Milkweed bugs

DSCN1681

Milkweed bugs (actually, nymphs of various stages) feeding on milkweed pods.

If you grow milkweed (Asclepias species), you will also grow milkweed aphids, milkweed bugs, milkweed beetles, and, if you’re lucky, monarch butterflies. The past few years I’ve been much more likely to see the aphids and the bugs than the butterflies, but they’re all good.

All milkweeds contain cardiac glycosides, poisonous chemicals that are deadly to most creatures. All the insects that feed on milkweeds are able to do so without being poisoned because they can digest these deadly substances. Evolution is a game of one-upmanship. Asclepias plants evolve a poison that insects can’t eat, so insects evolve a way to metabolize that poison. Those protected insects benefit: they themselves become poisonous to predators. They flaunt this advantage with bright red or orange colors so their prey recognizes their defense mechanism and leaves them alone.Then other insects evolve similar coloration, but without the defense mechanism–they’re free-loading on evolution. It’s all really, really cool.

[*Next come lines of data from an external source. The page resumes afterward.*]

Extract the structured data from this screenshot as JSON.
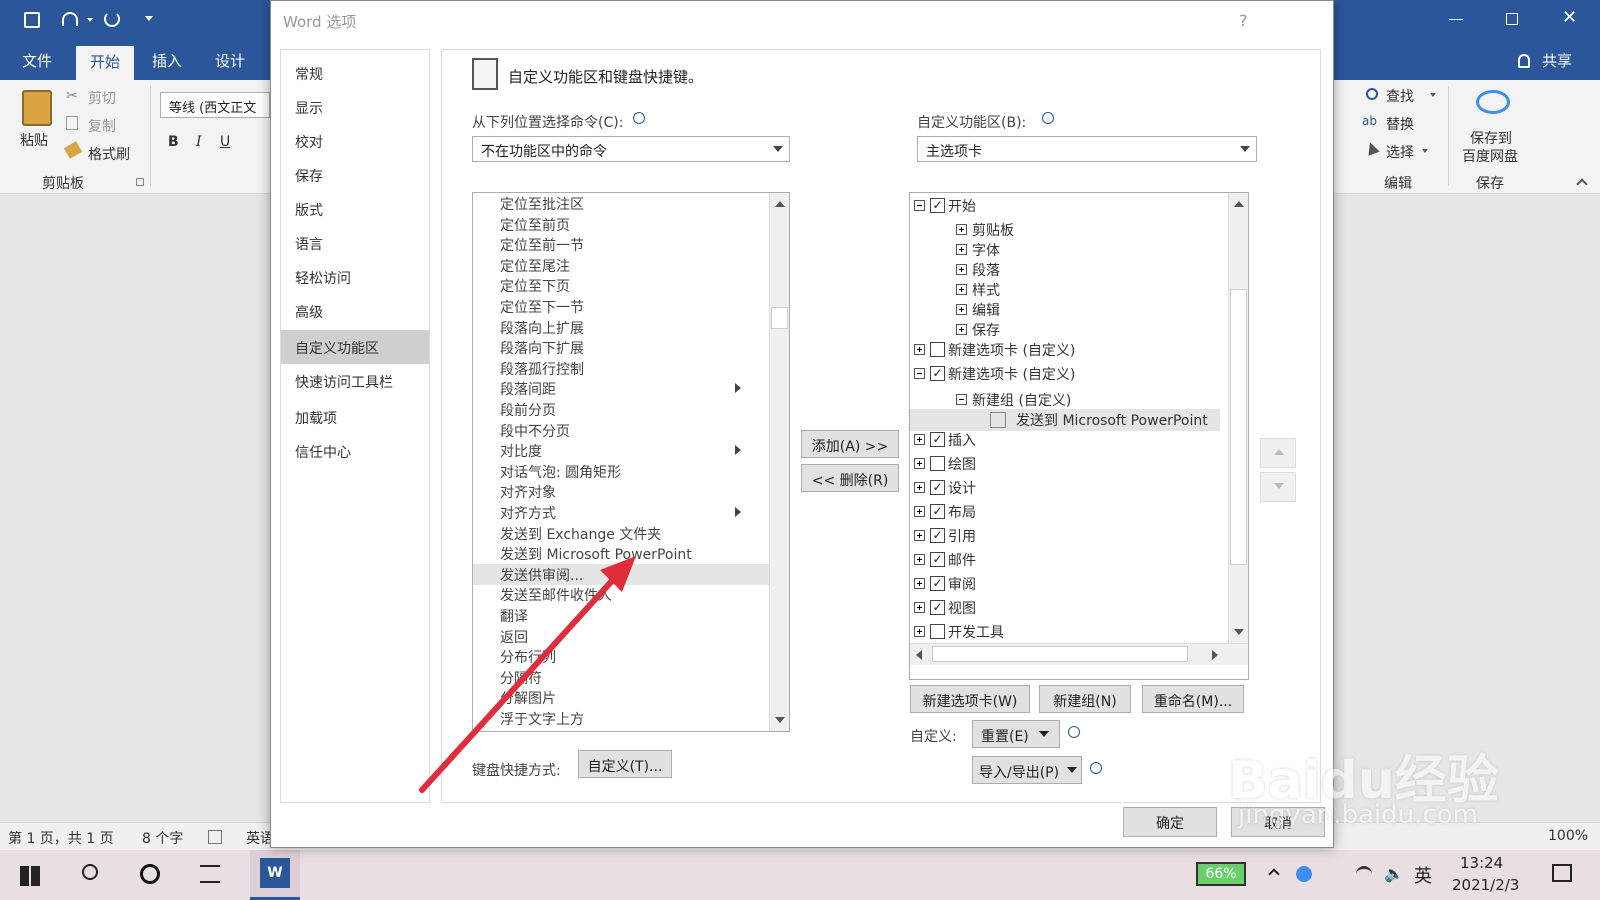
{
  "word": {
    "ribbon_tabs": [
      "文件",
      "开始",
      "插入",
      "设计"
    ],
    "share_label": "共享",
    "clipboard": {
      "paste": "粘贴",
      "cut": "剪切",
      "copy": "复制",
      "format_painter": "格式刷",
      "group": "剪贴板"
    },
    "font": {
      "name": "等线 (西文正文",
      "bold": "B",
      "italic": "I",
      "underline": "U"
    },
    "editing": {
      "find": "查找",
      "replace": "替换",
      "select": "选择",
      "group": "编辑"
    },
    "save": {
      "label1": "保存到",
      "label2": "百度网盘",
      "group": "保存"
    },
    "status": {
      "page": "第 1 页，共 1 页",
      "words": "8 个字",
      "lang": "英语",
      "zoom": "100%"
    }
  },
  "taskbar": {
    "battery": "66%",
    "ime": "英",
    "time": "13:24",
    "date": "2021/2/3",
    "app_badge": "W"
  },
  "dialog": {
    "title": "Word 选项",
    "help": "?",
    "nav": [
      "常规",
      "显示",
      "校对",
      "保存",
      "版式",
      "语言",
      "轻松访问",
      "高级",
      "自定义功能区",
      "快速访问工具栏",
      "加载项",
      "信任中心"
    ],
    "nav_selected": "自定义功能区",
    "heading": "自定义功能区和键盘快捷键。",
    "choose_label": "从下列位置选择命令(C):",
    "choose_value": "不在功能区中的命令",
    "customize_label": "自定义功能区(B):",
    "customize_value": "主选项卡",
    "commands": [
      {
        "label": "定位至批注区",
        "sub": false
      },
      {
        "label": "定位至前页",
        "sub": false
      },
      {
        "label": "定位至前一节",
        "sub": false
      },
      {
        "label": "定位至尾注",
        "sub": false
      },
      {
        "label": "定位至下页",
        "sub": false
      },
      {
        "label": "定位至下一节",
        "sub": false
      },
      {
        "label": "段落向上扩展",
        "sub": false
      },
      {
        "label": "段落向下扩展",
        "sub": false
      },
      {
        "label": "段落孤行控制",
        "sub": false
      },
      {
        "label": "段落间距",
        "sub": true
      },
      {
        "label": "段前分页",
        "sub": false
      },
      {
        "label": "段中不分页",
        "sub": false
      },
      {
        "label": "对比度",
        "sub": true
      },
      {
        "label": "对话气泡: 圆角矩形",
        "sub": false
      },
      {
        "label": "对齐对象",
        "sub": false
      },
      {
        "label": "对齐方式",
        "sub": true
      },
      {
        "label": "发送到 Exchange 文件夹",
        "sub": false
      },
      {
        "label": "发送到 Microsoft PowerPoint",
        "sub": false
      },
      {
        "label": "发送供审阅...",
        "sub": false
      },
      {
        "label": "发送至邮件收件人",
        "sub": false
      },
      {
        "label": "翻译",
        "sub": false
      },
      {
        "label": "返回",
        "sub": false
      },
      {
        "label": "分布行列",
        "sub": false
      },
      {
        "label": "分隔符",
        "sub": false
      },
      {
        "label": "分解图片",
        "sub": false
      },
      {
        "label": "浮于文字上方",
        "sub": false
      }
    ],
    "highlighted_command": "发送供审阅...",
    "add_button": "添加(A) >>",
    "remove_button": "<< 删除(R)",
    "tree": [
      {
        "label": "开始",
        "level": 0,
        "exp": "minus",
        "checked": true
      },
      {
        "label": "剪贴板",
        "level": 1,
        "exp": "plus"
      },
      {
        "label": "字体",
        "level": 1,
        "exp": "plus"
      },
      {
        "label": "段落",
        "level": 1,
        "exp": "plus"
      },
      {
        "label": "样式",
        "level": 1,
        "exp": "plus"
      },
      {
        "label": "编辑",
        "level": 1,
        "exp": "plus"
      },
      {
        "label": "保存",
        "level": 1,
        "exp": "plus"
      },
      {
        "label": "新建选项卡 (自定义)",
        "level": 0,
        "exp": "plus",
        "checked": false
      },
      {
        "label": "新建选项卡 (自定义)",
        "level": 0,
        "exp": "minus",
        "checked": true
      },
      {
        "label": "新建组 (自定义)",
        "level": 1,
        "exp": "minus"
      },
      {
        "label": "发送到 Microsoft PowerPoint",
        "level": 2,
        "exp": "none"
      },
      {
        "label": "插入",
        "level": 0,
        "exp": "plus",
        "checked": true
      },
      {
        "label": "绘图",
        "level": 0,
        "exp": "plus",
        "checked": false
      },
      {
        "label": "设计",
        "level": 0,
        "exp": "plus",
        "checked": true
      },
      {
        "label": "布局",
        "level": 0,
        "exp": "plus",
        "checked": true
      },
      {
        "label": "引用",
        "level": 0,
        "exp": "plus",
        "checked": true
      },
      {
        "label": "邮件",
        "level": 0,
        "exp": "plus",
        "checked": true
      },
      {
        "label": "审阅",
        "level": 0,
        "exp": "plus",
        "checked": true
      },
      {
        "label": "视图",
        "level": 0,
        "exp": "plus",
        "checked": true
      },
      {
        "label": "开发工具",
        "level": 0,
        "exp": "plus",
        "checked": false
      }
    ],
    "new_tab_button": "新建选项卡(W)",
    "new_group_button": "新建组(N)",
    "rename_button": "重命名(M)...",
    "customize_text": "自定义:",
    "reset_button": "重置(E)",
    "import_export_button": "导入/导出(P)",
    "keyboard_label": "键盘快捷方式:",
    "keyboard_button": "自定义(T)...",
    "ok_button": "确定",
    "cancel_button": "取消"
  },
  "watermark": {
    "logo": "Baidu经验",
    "url": "jingyan.baidu.com"
  },
  "colors": {
    "word_blue": "#2b579a",
    "arrow_red": "#e02d3c",
    "selection_gray": "#cfcfcf"
  }
}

Reliably in late summer or early fall, some of the many milkweed plants in my garden are infested with milkweed aphids and bugs. The adult bugs are a little less than an inch long and very handsome. Here’s a picture:

Large Milkweed Bug, Oncopeltus fasciatus

Large Milkweed Bug, Oncopeltus fasciatus (R. Bessin, 2001)

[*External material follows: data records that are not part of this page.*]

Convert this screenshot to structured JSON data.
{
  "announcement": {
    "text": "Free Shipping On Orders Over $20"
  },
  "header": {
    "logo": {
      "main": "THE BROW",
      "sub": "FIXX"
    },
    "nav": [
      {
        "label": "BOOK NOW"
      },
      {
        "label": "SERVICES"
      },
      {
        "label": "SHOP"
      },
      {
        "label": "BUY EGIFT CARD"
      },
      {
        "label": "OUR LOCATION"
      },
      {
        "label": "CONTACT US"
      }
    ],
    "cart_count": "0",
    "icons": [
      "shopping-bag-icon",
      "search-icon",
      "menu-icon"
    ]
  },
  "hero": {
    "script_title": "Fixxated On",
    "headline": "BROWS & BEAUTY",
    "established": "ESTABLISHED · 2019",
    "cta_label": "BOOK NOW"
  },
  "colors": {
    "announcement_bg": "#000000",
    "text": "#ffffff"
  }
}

Typically you see the adults mating on the milkweed pods, and about three weeks later you see a scene like the one at the top of this post: lots and lots of nymphs all over the pods. They have piercing mouth parts, which they use to feed on the seeds within the pods. They destroy the pods they feed on, meaning that perhaps 10 percent of the seed in my garden is lost. There’s still plenty to collect, and the bugs don’t harm the plants in the slightest. And they’re so very, very cool looking!